FROM: [email protected]
SUBJECT: Pancreatic Cancer Screening Project
Dr. Benton,
My name is Olive Smith, and I am a Ph.D. student in the biology department of Stanford University. My research focuses on pancreatic cancer, in particular on finding noninvasive, affordable detection tools that could lead to early treatment and increase survival rates. I have been working on blood biomarkers, with promising results. (You can read about my preliminary work in the peer-reviewed paper I have attached. I have also submitted more recent, unpublished findings to this year’s Society for Biological Discovery conference; acceptance is pending but see the attached abstract.) The next step would be to carry out additional studies to determine the feasibility of my test kit.

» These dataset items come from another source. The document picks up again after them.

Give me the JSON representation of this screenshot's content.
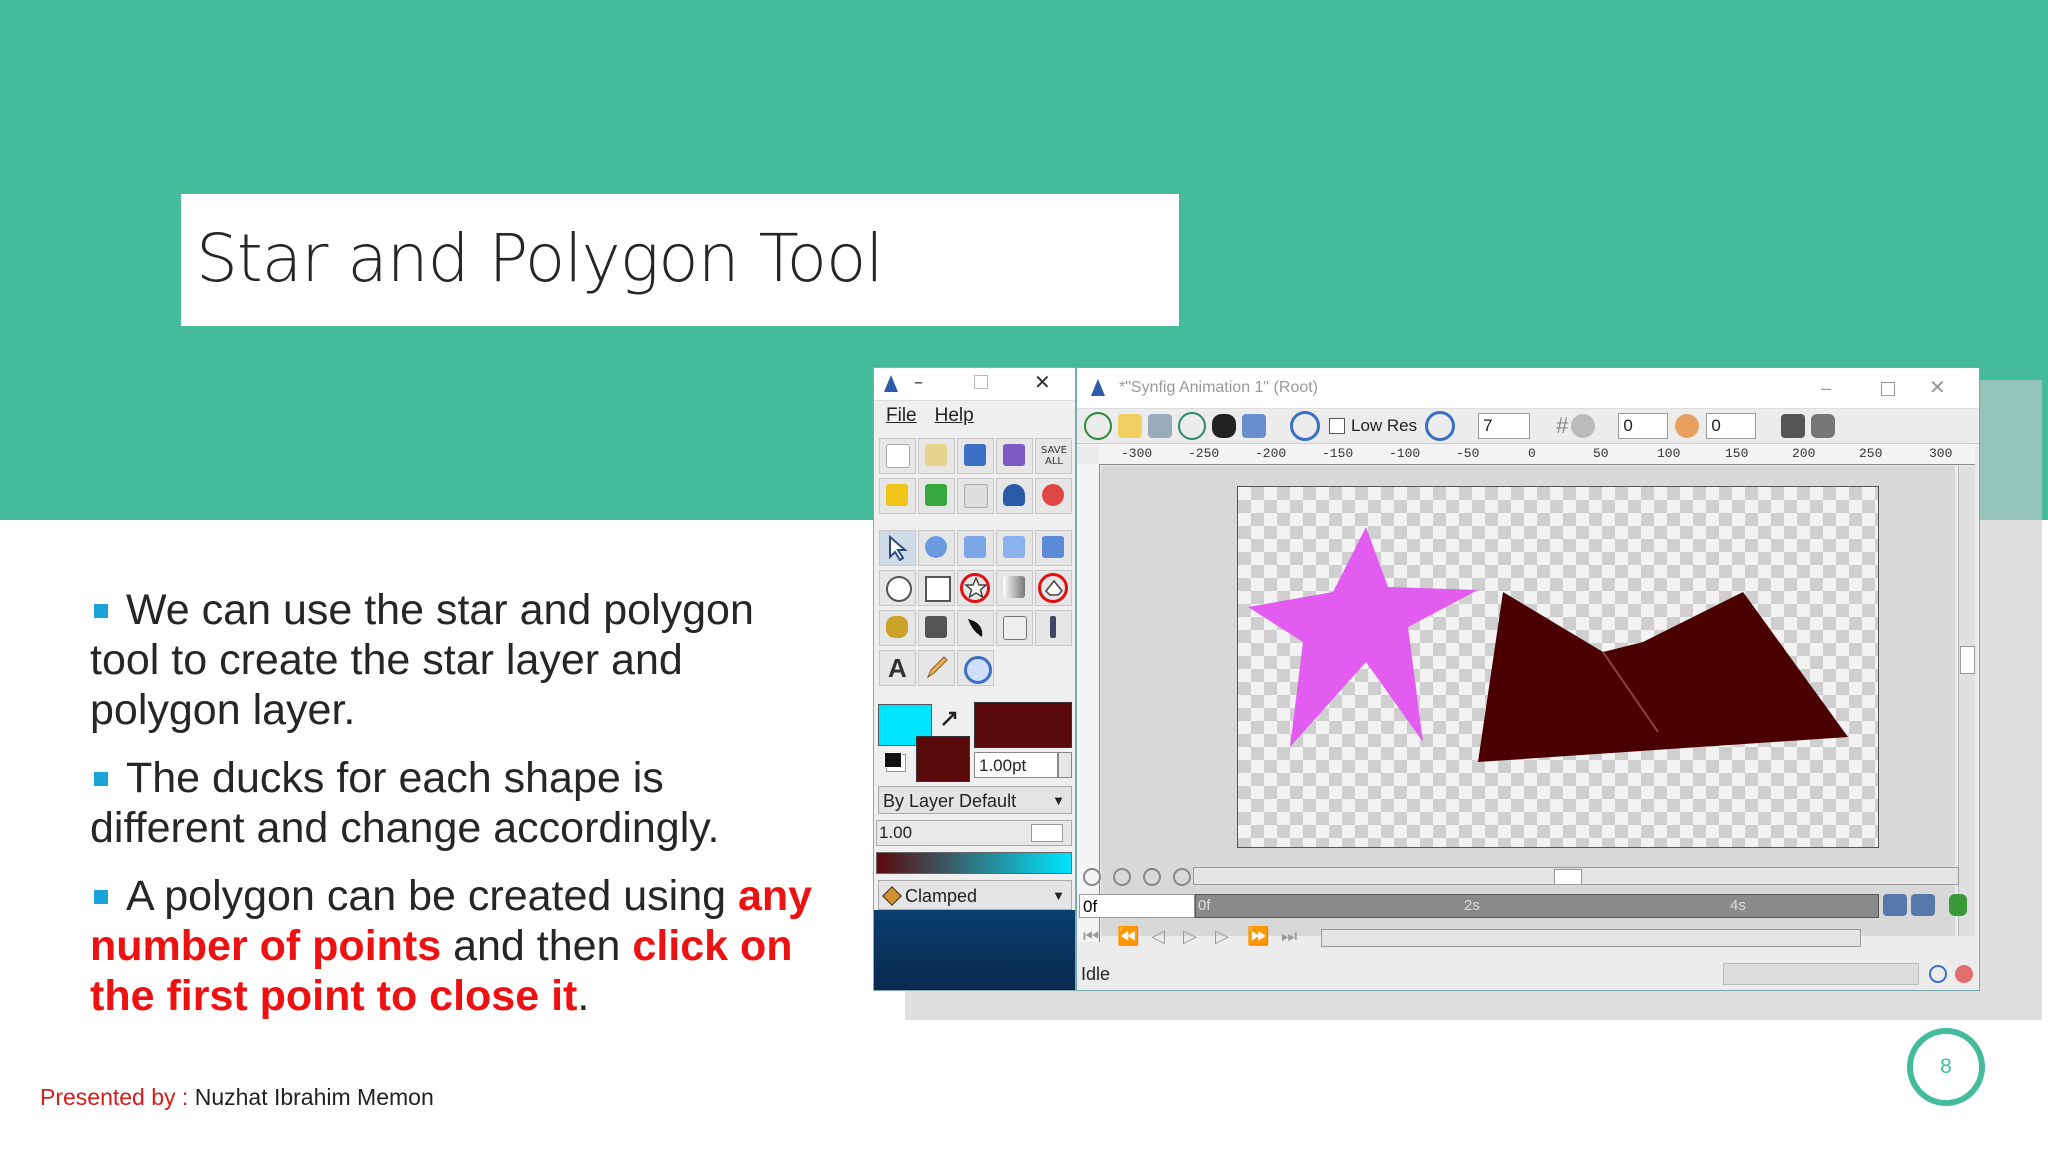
{
  "slide": {
    "title": "Star and Polygon Tool",
    "page_number": "8",
    "footer_label": "Presented by : ",
    "footer_author": "Nuzhat Ibrahim Memon",
    "colors": {
      "banner": "#44bb9b",
      "bullet": "#1aa3d6",
      "highlight": "#ee1111"
    }
  },
  "bullets": [
    {
      "text": "We can use the star and polygon tool to create the star layer and polygon layer."
    },
    {
      "text": "The ducks for each shape is different and change accordingly."
    },
    {
      "pre": "A polygon can be created using ",
      "red1": "any number of points",
      "mid": " and then ",
      "red2": "click on the first point to close it",
      "post": "."
    }
  ],
  "toolbox": {
    "menu": [
      "File",
      "Help"
    ],
    "save_all": "SAVE ALL",
    "outline_color": "#5a0a0a",
    "fill_color": "#00e5ff",
    "width_value": "1.00pt",
    "blend_method": "By Layer Default",
    "opacity_value": "1.00",
    "interpolation": "Clamped"
  },
  "canvas_window": {
    "title": "*\"Synfig Animation 1\" (Root)",
    "low_res_label": "Low Res",
    "field_1": "7",
    "field_2": "0",
    "field_3": "0",
    "ruler_labels": [
      "-300",
      "-250",
      "-200",
      "-150",
      "-100",
      "-50",
      "0",
      "50",
      "100",
      "150",
      "200",
      "250",
      "300"
    ],
    "current_time": "0f",
    "time_marks": [
      "0f",
      "2s",
      "4s"
    ],
    "status": "Idle",
    "star_color": "#e25cf0",
    "polygon_color": "#4a0000"
  }
}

Unfortunately my current lab (Dr. Aysegul Aslan’s, who is retiring in two years) does not have the funding or the equipment to allow me to proceed. She is encouraging me to find a larger cancer research lab where I could spend the next academic year to collect the data I need. Then I would return to Stanford to analyze and write up the data. I am a huge fan of the work you have published on pancreatic cancer, and I was wondering whether there might be a possibility to carry out my work in your lab at Harvard.
I am happy to talk more in detail about my project if you are interested.